In the article, "mLearning Devices Performance To Go" Clark outlines a list of prototypical mobile devices: cell phones, mp3 players, GPS, PDAs, game consoles and laptops. My first and current smartphone is an iPhone 4 a device which incorporates all of the above technologies, in addition to camera and video features. Reflecting on how I use my iPhone, there is no question that I use it for all of the above functions, however it is more often than not my 2nd or 3rd choice and for many functions, I will mostly use it when I don’t have access to my laptop or tablet. As a phone and messaging device it is invaluable, to the extent that my wife and I decided two years ago to do away with our land-line. My only concern with mobile device as a phone, is that perhaps it can intrusive or distracting in my day to day life. The ding, or vibrating buzz of an incoming text or call threatens to lure me away from whatever activity I may be engaged in. A face to face conversation with someone, teaching (I usually turn my phone off during class now), driving, a mountain bike ride. There is nothing more annoying than being out for a great trail ride in the majestic outdoors, only to have your riding partner stop to answer a text or return a call. Sometimes I wonder if the freedom allowed by mobile devices to is really actually liberating.

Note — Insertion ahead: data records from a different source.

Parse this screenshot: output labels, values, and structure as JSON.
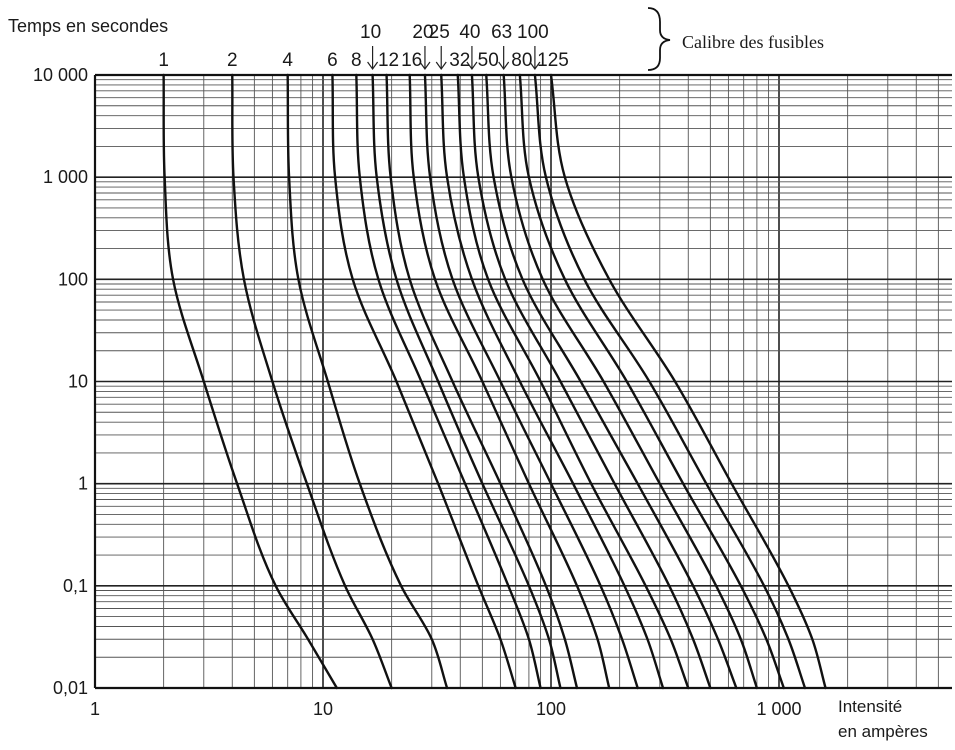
{
  "chart_data": {
    "type": "line",
    "x_scale": "log",
    "y_scale": "log",
    "xlim": [
      1,
      2000
    ],
    "ylim": [
      0.01,
      10000
    ],
    "grid": true,
    "ylabel": "Temps en secondes",
    "xlabel_line1": "Intensité",
    "xlabel_line2": "en ampères",
    "rating_group_label": "Calibre des fusibles",
    "x_ticks": [
      {
        "value": 1,
        "label": "1"
      },
      {
        "value": 10,
        "label": "10"
      },
      {
        "value": 100,
        "label": "100"
      },
      {
        "value": 1000,
        "label": "1 000"
      }
    ],
    "y_ticks": [
      {
        "value": 10000,
        "label": "10 000"
      },
      {
        "value": 1000,
        "label": "1 000"
      },
      {
        "value": 100,
        "label": "100"
      },
      {
        "value": 10,
        "label": "10"
      },
      {
        "value": 1,
        "label": "1"
      },
      {
        "value": 0.1,
        "label": "0,1"
      },
      {
        "value": 0.01,
        "label": "0,01"
      }
    ],
    "series": [
      {
        "name": "1",
        "x": [
          2.0,
          2.02,
          2.2,
          3.0,
          4.2,
          6.2,
          8.6,
          11.5
        ],
        "y": [
          10000,
          1000,
          100,
          10,
          1,
          0.1,
          0.03,
          0.01
        ]
      },
      {
        "name": "2",
        "x": [
          4.0,
          4.05,
          4.5,
          6.0,
          8.5,
          12.5,
          16.5,
          20
        ],
        "y": [
          10000,
          1000,
          100,
          10,
          1,
          0.1,
          0.03,
          0.01
        ]
      },
      {
        "name": "4",
        "x": [
          7.0,
          7.1,
          7.8,
          10.5,
          14.5,
          22,
          30,
          35
        ],
        "y": [
          10000,
          1000,
          100,
          10,
          1,
          0.1,
          0.03,
          0.01
        ]
      },
      {
        "name": "6",
        "x": [
          11.0,
          11.3,
          13.5,
          21,
          32,
          48,
          60,
          70
        ],
        "y": [
          10000,
          1000,
          100,
          10,
          1,
          0.1,
          0.03,
          0.01
        ]
      },
      {
        "name": "8",
        "x": [
          14.0,
          14.5,
          17.5,
          27,
          42,
          65,
          80,
          90
        ],
        "y": [
          10000,
          1000,
          100,
          10,
          1,
          0.1,
          0.03,
          0.01
        ]
      },
      {
        "name": "10",
        "x": [
          16.5,
          17.2,
          21,
          32,
          50,
          80,
          98,
          110
        ],
        "y": [
          10000,
          1000,
          100,
          10,
          1,
          0.1,
          0.03,
          0.01
        ]
      },
      {
        "name": "12",
        "x": [
          19.0,
          19.8,
          24,
          37,
          60,
          95,
          115,
          130
        ],
        "y": [
          10000,
          1000,
          100,
          10,
          1,
          0.1,
          0.03,
          0.01
        ]
      },
      {
        "name": "16",
        "x": [
          24.0,
          25.0,
          31,
          50,
          80,
          130,
          160,
          180
        ],
        "y": [
          10000,
          1000,
          100,
          10,
          1,
          0.1,
          0.03,
          0.01
        ]
      },
      {
        "name": "20",
        "x": [
          28.0,
          29.5,
          37,
          60,
          100,
          165,
          205,
          240
        ],
        "y": [
          10000,
          1000,
          100,
          10,
          1,
          0.1,
          0.03,
          0.01
        ]
      },
      {
        "name": "25",
        "x": [
          33.0,
          35.0,
          45,
          73,
          125,
          210,
          265,
          310
        ],
        "y": [
          10000,
          1000,
          100,
          10,
          1,
          0.1,
          0.03,
          0.01
        ]
      },
      {
        "name": "32",
        "x": [
          39.0,
          41.5,
          53,
          90,
          150,
          260,
          335,
          400
        ],
        "y": [
          10000,
          1000,
          100,
          10,
          1,
          0.1,
          0.03,
          0.01
        ]
      },
      {
        "name": "40",
        "x": [
          45.0,
          48.0,
          63,
          110,
          190,
          330,
          420,
          500
        ],
        "y": [
          10000,
          1000,
          100,
          10,
          1,
          0.1,
          0.03,
          0.01
        ]
      },
      {
        "name": "50",
        "x": [
          52.0,
          56.0,
          75,
          135,
          240,
          420,
          540,
          650
        ],
        "y": [
          10000,
          1000,
          100,
          10,
          1,
          0.1,
          0.03,
          0.01
        ]
      },
      {
        "name": "63",
        "x": [
          62.0,
          67.0,
          92,
          170,
          300,
          530,
          680,
          800
        ],
        "y": [
          10000,
          1000,
          100,
          10,
          1,
          0.1,
          0.03,
          0.01
        ]
      },
      {
        "name": "80",
        "x": [
          73.0,
          80.0,
          115,
          215,
          380,
          680,
          880,
          1050
        ],
        "y": [
          10000,
          1000,
          100,
          10,
          1,
          0.1,
          0.03,
          0.01
        ]
      },
      {
        "name": "100",
        "x": [
          85.0,
          95.0,
          140,
          270,
          480,
          860,
          1100,
          1300
        ],
        "y": [
          10000,
          1000,
          100,
          10,
          1,
          0.1,
          0.03,
          0.01
        ]
      },
      {
        "name": "125",
        "x": [
          100.0,
          115.0,
          180,
          350,
          620,
          1100,
          1400,
          1600
        ],
        "y": [
          10000,
          1000,
          100,
          10,
          1,
          0.1,
          0.03,
          0.01
        ]
      }
    ]
  }
}
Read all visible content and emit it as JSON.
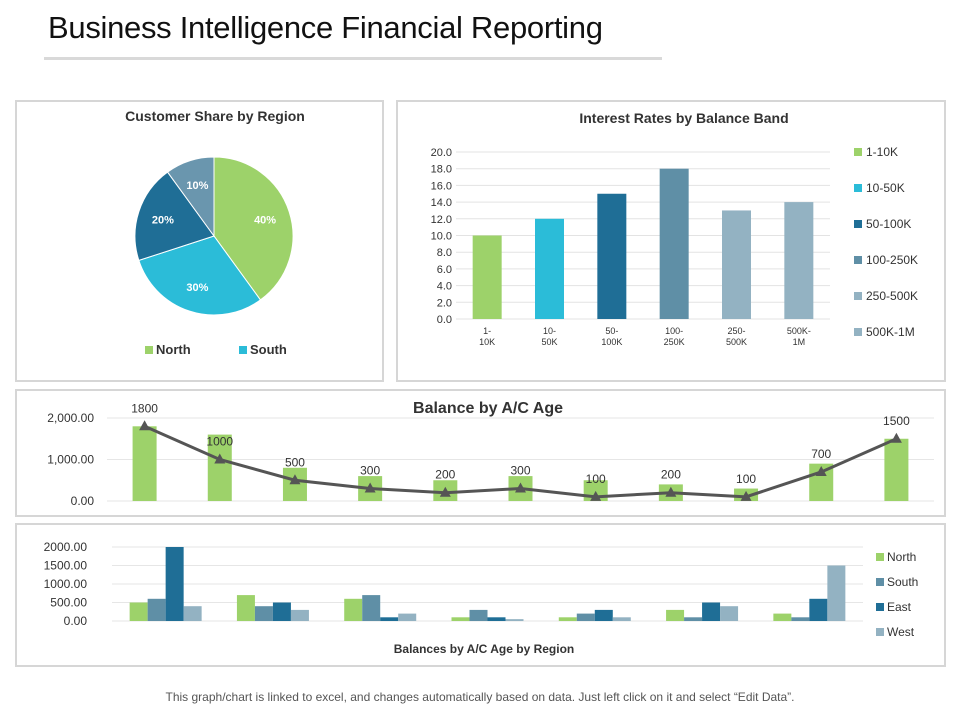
{
  "page": {
    "title": "Business Intelligence Financial Reporting",
    "footer": "This graph/chart is linked to excel, and changes automatically based on data. Just left click on it and select “Edit Data”."
  },
  "chart_data": [
    {
      "id": "pie",
      "type": "pie",
      "title": "Customer Share by Region",
      "slices": [
        {
          "label": "40%",
          "value": 40,
          "color": "#9dd26a"
        },
        {
          "label": "30%",
          "value": 30,
          "color": "#2bbcd8"
        },
        {
          "label": "20%",
          "value": 20,
          "color": "#1f6e96"
        },
        {
          "label": "10%",
          "value": 10,
          "color": "#6a96ae"
        }
      ],
      "legend": [
        {
          "name": "North",
          "color": "#9dd26a"
        },
        {
          "name": "South",
          "color": "#2bbcd8"
        }
      ],
      "legend_position": "bottom"
    },
    {
      "id": "interest",
      "type": "bar",
      "title": "Interest Rates by Balance Band",
      "categories": [
        [
          "1-",
          "10K"
        ],
        [
          "10-",
          "50K"
        ],
        [
          "50-",
          "100K"
        ],
        [
          "100-",
          "250K"
        ],
        [
          "250-",
          "500K"
        ],
        [
          "500K-",
          "1M"
        ]
      ],
      "values": [
        10,
        12,
        15,
        18,
        13,
        14
      ],
      "colors": [
        "#9dd26a",
        "#2bbcd8",
        "#1f6e96",
        "#5f8fa6",
        "#93b2c2",
        "#93b2c2"
      ],
      "yticks": [
        "0.0",
        "2.0",
        "4.0",
        "6.0",
        "8.0",
        "10.0",
        "12.0",
        "14.0",
        "16.0",
        "18.0",
        "20.0"
      ],
      "ylim": [
        0,
        20
      ],
      "grid": true,
      "legend": [
        {
          "name": "1-10K",
          "color": "#9dd26a"
        },
        {
          "name": "10-50K",
          "color": "#2bbcd8"
        },
        {
          "name": "50-100K",
          "color": "#1f6e96"
        },
        {
          "name": "100-250K",
          "color": "#5f8fa6"
        },
        {
          "name": "250-500K",
          "color": "#93b2c2"
        },
        {
          "name": "500K-1M",
          "color": "#93b2c2"
        }
      ],
      "legend_position": "right"
    },
    {
      "id": "balance",
      "type": "bar",
      "title": "Balance by A/C Age",
      "bar_values": [
        1800,
        1600,
        800,
        600,
        500,
        600,
        500,
        400,
        300,
        900,
        1500
      ],
      "line_values": [
        1800,
        1000,
        500,
        300,
        200,
        300,
        100,
        200,
        100,
        700,
        1500
      ],
      "line_labels": [
        "1800",
        "1000",
        "500",
        "300",
        "200",
        "300",
        "100",
        "200",
        "100",
        "700",
        "1500"
      ],
      "bar_color": "#9dd26a",
      "line_color": "#555555",
      "yticks": [
        "0.00",
        "1,000.00",
        "2,000.00"
      ],
      "ylim": [
        0,
        2000
      ],
      "grid": true
    },
    {
      "id": "region",
      "type": "bar",
      "title": "Balances by A/C Age by Region",
      "groups": 7,
      "series": [
        {
          "name": "North",
          "color": "#9dd26a",
          "values": [
            500,
            700,
            600,
            100,
            100,
            300,
            200
          ]
        },
        {
          "name": "South",
          "color": "#5f8fa6",
          "values": [
            600,
            400,
            700,
            300,
            200,
            100,
            100
          ]
        },
        {
          "name": "East",
          "color": "#1f6e96",
          "values": [
            2000,
            500,
            100,
            100,
            300,
            500,
            600
          ]
        },
        {
          "name": "West",
          "color": "#93b2c2",
          "values": [
            400,
            300,
            200,
            50,
            100,
            400,
            1500
          ]
        }
      ],
      "yticks": [
        "0.00",
        "500.00",
        "1000.00",
        "1500.00",
        "2000.00"
      ],
      "ylim": [
        0,
        2000
      ],
      "grid": true,
      "legend_position": "right"
    }
  ]
}
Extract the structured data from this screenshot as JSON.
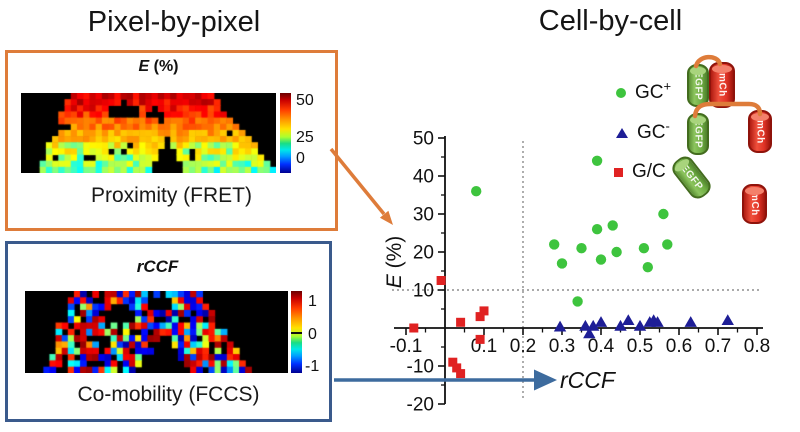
{
  "left_panel": {
    "title": "Pixel-by-pixel",
    "fret_box": {
      "map_title_main": "E",
      "map_title_rest": " (%)",
      "colorbar_labels": [
        "50",
        "25",
        "0"
      ],
      "caption": "Proximity (FRET)"
    },
    "fccs_box": {
      "map_title": "rCCF",
      "colorbar_labels": [
        "1",
        "0",
        "-1"
      ],
      "caption": "Co-mobility (FCCS)"
    }
  },
  "right_panel": {
    "title": "Cell-by-cell",
    "legend": [
      {
        "label": "GC",
        "sup": "+",
        "marker": "circle",
        "color": "#3EC43E"
      },
      {
        "label": "GC",
        "sup": "-",
        "marker": "triangle",
        "color": "#1E1E96"
      },
      {
        "label": "G/C",
        "sup": "",
        "marker": "square",
        "color": "#E02222"
      }
    ],
    "constructs": {
      "egfp_label": "EGFP",
      "mch_label": "mCh"
    }
  },
  "colors": {
    "orange_accent": "#DE7C3A",
    "blue_accent": "#3A5A8C",
    "arrow_blue": "#3D6B9E",
    "gc_plus_green": "#3EC43E",
    "gc_minus_navy": "#1E1E96",
    "gc_mix_red": "#E02222",
    "egfp_green": "#7CB648",
    "mch_red": "#E8251F"
  },
  "chart_data": {
    "type": "scatter",
    "title": "Cell-by-cell",
    "xlabel": "rCCF",
    "ylabel": "E (%)",
    "ylabel_parts": [
      "E",
      " (%)"
    ],
    "xlim": [
      -0.13,
      0.82
    ],
    "ylim": [
      -20,
      50
    ],
    "grid": "off",
    "legend_position": "upper-right",
    "x_ticks": [
      -0.1,
      0.1,
      0.2,
      0.3,
      0.4,
      0.5,
      0.6,
      0.7,
      0.8
    ],
    "x_tick_labels": [
      "-0.1",
      "0.1",
      "0.2",
      "0.3",
      "0.4",
      "0.5",
      "0.6",
      "0.7",
      "0.8"
    ],
    "x_minor_ticks": [
      -0.05,
      0.05,
      0.15,
      0.25,
      0.35,
      0.45,
      0.55,
      0.65,
      0.75
    ],
    "y_ticks": [
      50,
      40,
      30,
      20,
      10,
      -10,
      -20
    ],
    "y_tick_labels": [
      "50",
      "40",
      "30",
      "20",
      "10",
      "-10",
      "-20"
    ],
    "y_minor_ticks": [
      45,
      35,
      25,
      15,
      5,
      -5,
      -15
    ],
    "reference_lines": [
      {
        "axis": "y",
        "value": 10,
        "style": "dotted"
      },
      {
        "axis": "x",
        "value": 0.2,
        "style": "dotted"
      }
    ],
    "series": [
      {
        "name": "GC+",
        "marker": "circle",
        "color": "#3EC43E",
        "points": [
          [
            0.08,
            36
          ],
          [
            0.39,
            44
          ],
          [
            0.56,
            30
          ],
          [
            0.39,
            26
          ],
          [
            0.43,
            27
          ],
          [
            0.28,
            22
          ],
          [
            0.35,
            21
          ],
          [
            0.44,
            20
          ],
          [
            0.51,
            21
          ],
          [
            0.57,
            22
          ],
          [
            0.3,
            17
          ],
          [
            0.4,
            18
          ],
          [
            0.52,
            16
          ],
          [
            0.34,
            7
          ]
        ]
      },
      {
        "name": "GC-",
        "marker": "triangle",
        "color": "#1E1E96",
        "points": [
          [
            0.295,
            0.3
          ],
          [
            0.36,
            0.5
          ],
          [
            0.37,
            -1.5
          ],
          [
            0.38,
            0.5
          ],
          [
            0.4,
            1.5
          ],
          [
            0.45,
            0.5
          ],
          [
            0.47,
            2
          ],
          [
            0.5,
            0.5
          ],
          [
            0.525,
            1.5
          ],
          [
            0.535,
            2
          ],
          [
            0.545,
            1.5
          ],
          [
            0.63,
            1.5
          ],
          [
            0.725,
            2
          ]
        ]
      },
      {
        "name": "G/C",
        "marker": "square",
        "color": "#E02222",
        "points": [
          [
            -0.08,
            0
          ],
          [
            -0.01,
            12.5
          ],
          [
            0.04,
            1.5
          ],
          [
            0.09,
            3
          ],
          [
            0.1,
            4.5
          ],
          [
            0.09,
            -3
          ],
          [
            0.02,
            -9
          ],
          [
            0.03,
            -10.5
          ],
          [
            0.04,
            -12
          ]
        ]
      }
    ]
  },
  "heatmaps": {
    "fret": {
      "colormap": "jet",
      "seed": 11
    },
    "fccs": {
      "colormap": "jet",
      "seed": 42
    }
  }
}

As a music player, my iPhone is adequate, although typically too cumbersome for jogging or working out, so typically for exercise I opt for a smaller device which has the singular purpose of playing music and cleverly clips on to my clothing in an unobtrusive fashion as to not interrupt with movement. Again while my phone does and can play music, for my preferences it is not always my first choice for music listening, furthermore as storage is limited, a secondary or cloud based source is required to act as my music library.
As a GPS, my iPhone is excellent. I use this function to navigate to driving locations, either locally or abroad. I must admit though, a co-pilot is definitely preferable than trying to follow a GPS map with your iPhone on your lap. I also use the GPS capabilities of my iPhone to track my mountain bike rides and there is a great app/service called Strava that allows you to track and share your workouts within an online community. Ride times are tracked and awards are listed to the fastest riders of recorded segments. In some areas like Whistler or Squamish, GPS enabled trail maps are available and provide a wonderful tool for exploring new trail systems. The drawback to this is that once you explore further into the back-country, cell reception is either unreliable or intermittent. The GPS capability of my iPhone has not only proven handy, but in the case of Strava has introduced me to a whole new subculture of cycling competition.
Never having owned a PDA, before the purchase of my iPhone, the organizational features provided by my smartphone are greatly appreciated and have made me more efficient and definitely less scattered. The calendar feature on my phone helps me organize my entire week, and is an invaluable tool that allows me to juggle the schedules of my work, the activities of my two children, my own activities, and assignments due for my course work. As more and more services are relying on online access, passwords and usernames threaten to inundate are working memories and organizing them for me requires a device and a system. My smartphone is a great tool for recording random information, or storing contact information, both for professional and personal reasons.
As a game console my iPhone provides a fantastic distraction for painful waits such as ferry line-ups, doctor or dentist waiting rooms, passport applications, or waiting for your wife to finish putting her make-up on. Before iPhone games my frustration and tolerance for painful waits would slowly build and boil, threatening to spill over. Now games like Candy Crush act as a soothing time waster, more effective than bubble wrap at squashing my frustration and soothing impatience.
My laptop a 6 year old trusty MacBook still remains my favorite interface for writing, surfing the internet, and viewing media. While my iPhone capable performs these task, I am most comfortable producing work using my laptop. What I find interesting though is that this is not a universal claim and some of my students are more comfortable writing on their phones, then using a desktop computer. Last year I challenged a student to a writing race, and she was able to type a 500 word document faster on her phone than I could on a full size keyboard. While this may be an indictment of my typing skills, it also opened my eyes to the potential capability of smartphones in learning and also to the importance of BYOD. The point for me wasn’t that smartphones were better at producing written work than desktops, but that students possess unique learning styles and may have unique preferences to the devices they choose to use. Lately I have been much more sensitive to allowing and promoting this diversity and I see a real positive in allowing students to use the devices they are most comfortable with, which is often their own.
After defiantly resisting, three years ago, I finally gave in and purchased my first cellphone. An iPhone 4, not knowing the profound effect it would have on so many aspects of my life: productivity, communication, organization, entertainment, stress reduction. As Clark Quinn writes:
Mobile devices in themselves make us more effective, even before we
start thinking about our learning opportunities. Our brains are great pattern
matchers, but they’re not good at remembering arbitrary details. These devices
are the reverse, they can’t do original pattern-matching but they’re great at storing
whatever they’re told. Consequently, a person equipped with these devices is really
smarter than a person who isn’t supported in their tasks.” (Quinn, p.5)
Today I feel more connected, more organized, more knowledgeable, more cultured, less prone to impatient outburst and as long as I have at least one bar of reception I’ll always know where I am.